A customer has a use case where they have a 2 lines of products, Super and Super+.
I believe it is due to the icu_tokenizer that indexing “Super+” strips the plus sign and just gets indexed as “Super”. As I saw experimenting with the /_analyze endpoint switching to the whitespace tokenizer led to the + remaining. But we must stick with the icu_tokenizer to support documents with a wide range of languages.

I’m seeking discussion/suggestions, no matter how simple or outlandish to try and get this use case to work :slight_smile:.

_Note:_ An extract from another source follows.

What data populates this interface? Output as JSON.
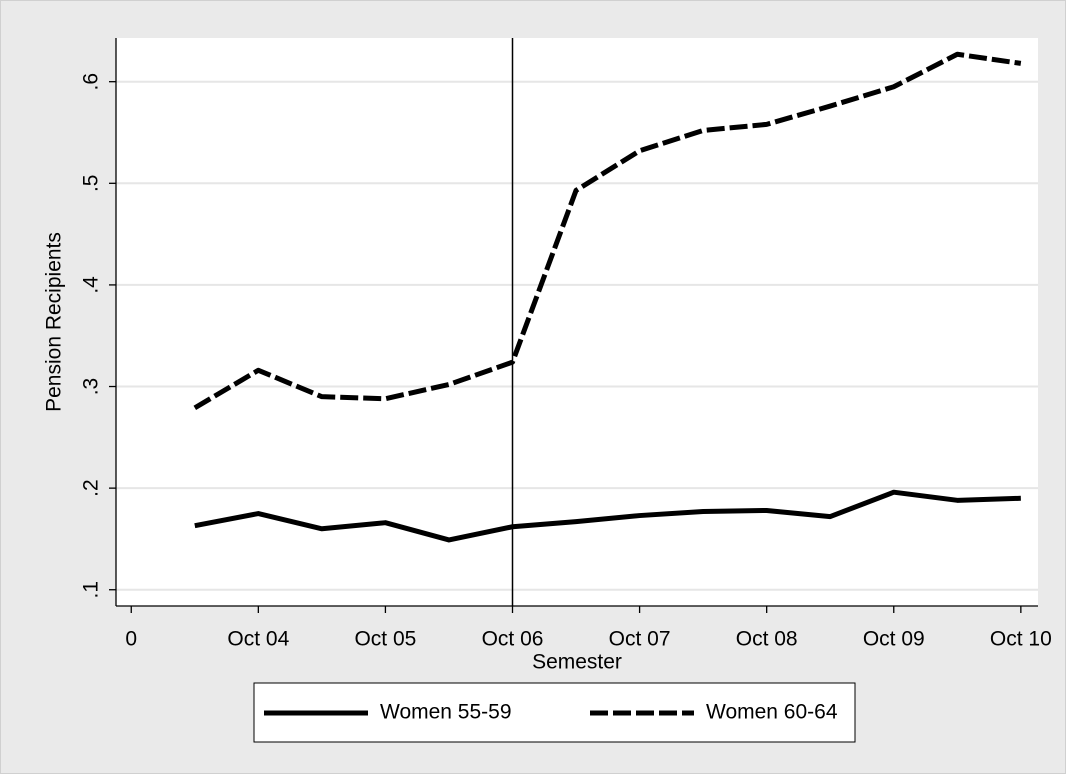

Our index is currently using this configuration with OS Version 2.11:

"analysis": {
  "analyzer": {
    "english-icu": {
      "char_filter": [
        "mapping_filter",
        "icu_normalizer"
      ],
      "filter": [
        "english_stemmer_pos",
        "lowercase",
        "icu_folding",
        "stop",
        "english_stemmer"
      ],
      "tokenizer": "icu_tokenizer",
      "type": "custom"
    }
  },
  "char_filter": {
    "mapping_filter": {
      "mappings": [
        "™ => "
      ],
      "type": "mapping"
    }
  },
  "filter": {
    "english_stemmer": {
      "language": "english",
      "type": "stemmer"
    },
    "english_stemmer_pos": {
      "language": "possessive_english",
      "type": "stemmer"
    }
  },
  "normalizer": {
    "case_insensitive": {
      "filter": [
        "lowercase"
      ],
      "type": "custom"
    }
  }
}

@Issun I did some testing and I couldn’t find any other solution than transforming + sign to a word i.e. ‘_plus’
As you’ve already noticed the icu_tokenizer drops the special character and this is not configurable in OpenSearch as far as I’m aware.